Нет, конечно, эти методы применяли и до него, но на фоне выстрелов в затылок они были незаметны, а вот поздне́е, при нем, они стали играть решающую роль. Эти методы вызывали глубокую ненависть, бо́льшую даже, чем в предыдущие правления вызывал приговор «десять лет без права переписки», и эта ненависть обижала его мягкое сердце.
«А что тут такого», думал он. «Ну, посидит, посидит человечек в сумасшедшем доме, попьет, поколется транквилизаторами и, глядишь, успокоится, одумается, выздоровеет и начнет тихую жизнь обывателя, которой живут все остальные, нормальные люди.»
И если человечек замахивается на такую махину, на которую даже он, старик, находясь на вершине, смотрит со страхом вниз, то как же тот, который смотрит снизу вверх, видит всю ее непоколебимую мощь и, тем не менее, не устрашается, то как же его можно считать нормальным? И замахивался ведь сумасшедший на махину по пустякам, протестовал против мелочей, чаще всего его, этого человечка, совершенно не касающихся. По такой ерунде, на которую ни сам старик, ни его окружение никогда бы не обратили внимание. И протестующий, и вступающий в неравную борьбу человечек был, неизбежно, абсолютно сумасшедшим, а значит, надо было лечить его в соответствующем учреждении, лечить тихо, без шума и, как образумится, выпускать.

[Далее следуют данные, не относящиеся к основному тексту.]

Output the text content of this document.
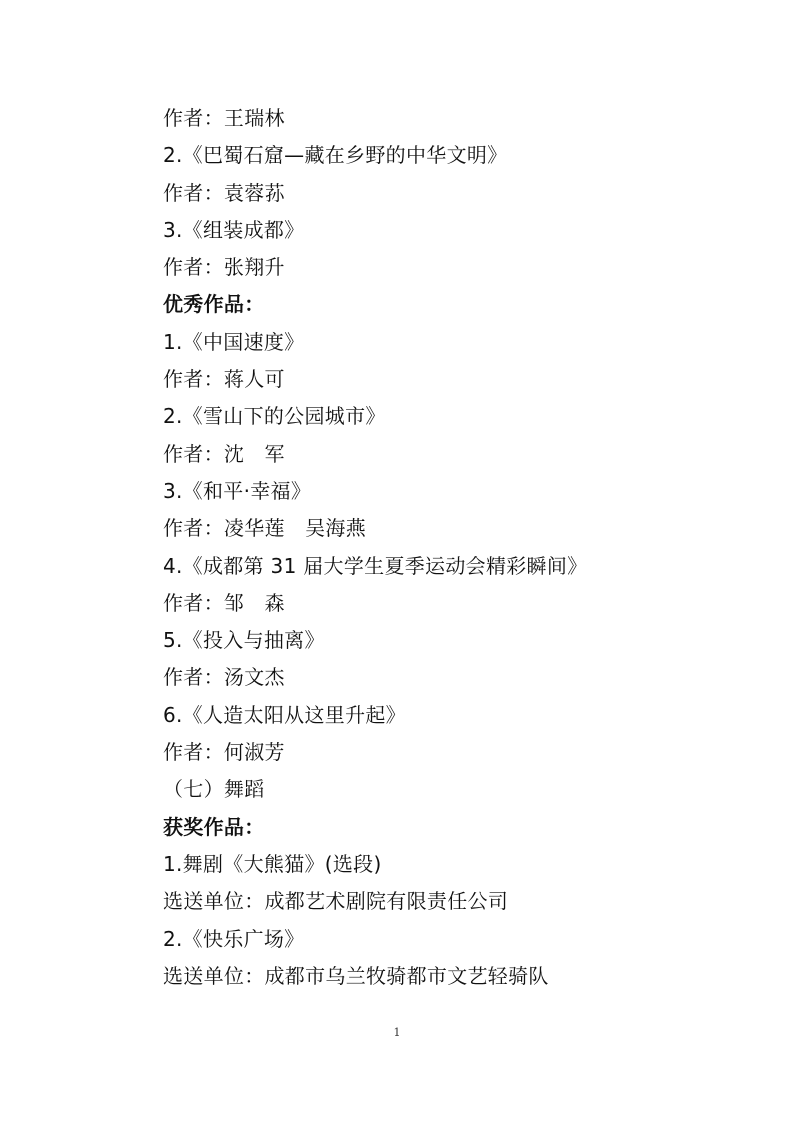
作者：王瑞林
2.《巴蜀石窟—藏在乡野的中华文明》
作者：袁蓉荪
3.《组装成都》
作者：张翔升
优秀作品：
1.《中国速度》
作者：蒋人可
2.《雪山下的公园城市》
作者：沈　军
3.《和平·幸福》
作者：凌华莲　吴海燕
4.《成都第 31 届大学生夏季运动会精彩瞬间》
作者：邹　森
5.《投入与抽离》
作者：汤文杰
6.《人造太阳从这里升起》
作者：何淑芳
（七）舞蹈
获奖作品：
1.舞剧《大熊猫》(选段)
选送单位：成都艺术剧院有限责任公司
2.《快乐广场》
选送单位：成都市乌兰牧骑都市文艺轻骑队
1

А крови он не любил, всегда не любил и знал, что его соратники знают, что он этого не любит, и именно потому выбор остановился на нем, получалось, что он оказывался человеком безопасным, ему можно было доверить всю полноту власти и не бояться за свою собственную жизнь. Лучше такой, чем другой, умнее и энергичнее, зато уж как разойдется, так головы и полетят, это стало традицией в его стране, и уже столько голов этих нарубили, пора бы и остановиться.

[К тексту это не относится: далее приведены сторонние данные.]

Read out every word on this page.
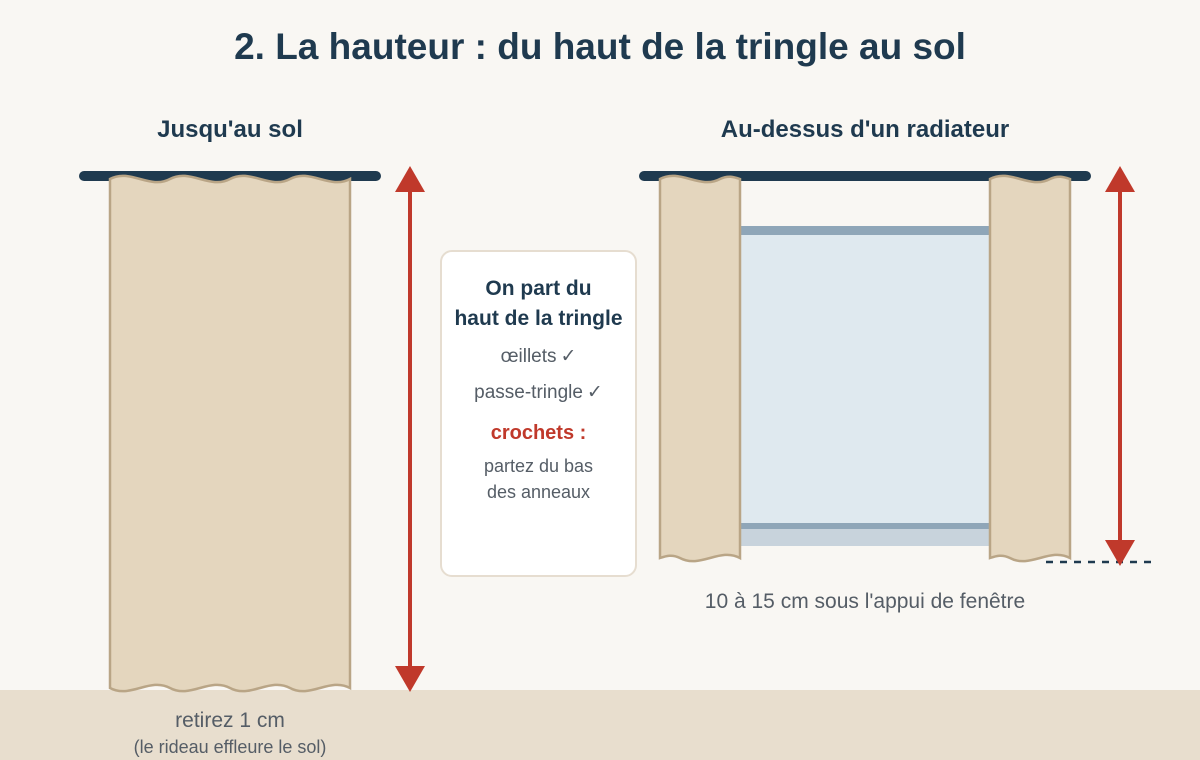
2. La hauteur : du haut de la tringle au sol
Jusqu'au sol	Au-dessus d'un radiateur
On part du
haut de la tringle
œillets ✓
passe-tringle ✓
crochets :
partez du bas
des anneaux
retirez 1 cm
(le rideau effleure le sol)
10 à 15 cm sous l'appui de fenêtre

И старик, правда, тогда он не был стариком, считал, что хорошо бы остановиться. И он не думал удивлять своих соратников, выбравших его: ага, вы надеялись на послабление, так вот, вы очень ошибались, а сейчас я покажу вам, какой я есть на самом деле. Нет, забравшись на самую верхушку власти, он поступал так, как от него ожидали, и удержался на вершине целых восемнадцать лет, не чета своему предшественнику, выращивающему овощи, который продержался всего каких-то десять лет. А ведь он, предшественник, казнил того, который претендовал на трон одновременно с ним, объявил врагом народа, шпионом враждебной мировой державы и отправил на тот свет, а воина, который помог ему это совершить, отправил подальше от столицы, на окраину империи, что и положено было делать еще с Римских времен.
Старик ставил себе в заслугу бескровное воцарение и данный народу покой.

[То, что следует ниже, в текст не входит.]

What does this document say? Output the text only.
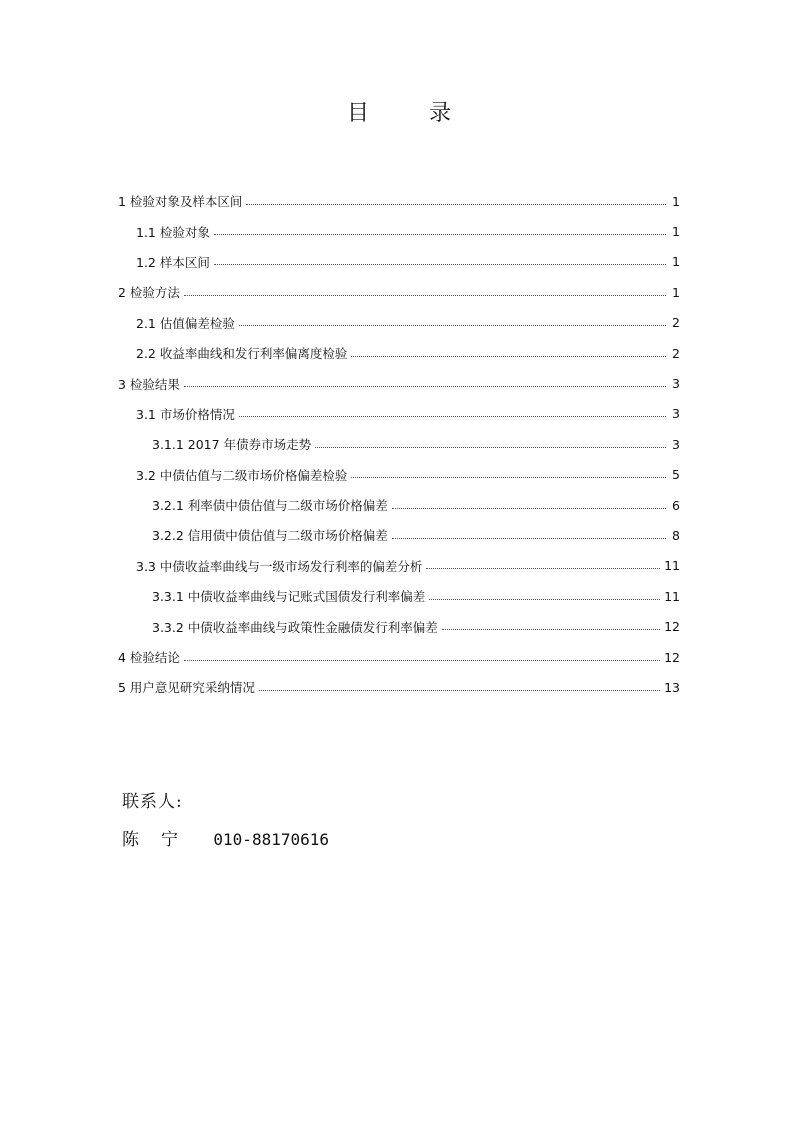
目	录
1 检验对象及样本区间	1
1.1 检验对象	1
1.2 样本区间	1
2 检验方法	1
2.1 估值偏差检验	2
2.2 收益率曲线和发行利率偏离度检验	2
3 检验结果	3
3.1 市场价格情况	3
3.1.1 2017 年债券市场走势	3
3.2 中债估值与二级市场价格偏差检验	5
3.2.1 利率债中债估值与二级市场价格偏差	6
3.2.2 信用债中债估值与二级市场价格偏差	8
3.3 中债收益率曲线与一级市场发行利率的偏差分析	11
3.3.1 中债收益率曲线与记账式国债发行利率偏差	11
3.3.2 中债收益率曲线与政策性金融债发行利率偏差	12
4 检验结论	12
5 用户意见研究采纳情况	13
联系人:
陈宁 010-88170616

Правда, была война, противная, затяжная, бесконечная война, в которую он, непонятно как, дал себя втянуть, когда не удалось только побрякать оружием, пошуметь и затем спустить всё на тормозах. Но это не получилось, а получилась противная война на юге с народом, который привык воевать и жить в постоянном состоянии войны, и в результате непонятно было, когда она закончится и чем, и об этой войне все молчали, как будто ее и не было, и он тоже иногда думал, что, может, ее и нет, этой войны?
А теперь вот он устал и хочет на покой, как старик из известной сказки, и ему, как старику, нет этого покоя, но тот старик заслужил свой жребий, а он нет, вот только эта война…
Они, в это «они» он собирал всех, кого прикармливал все эти годы, они его не пускали, стращали, боялись расправы над собой, а уверяли, что над ним.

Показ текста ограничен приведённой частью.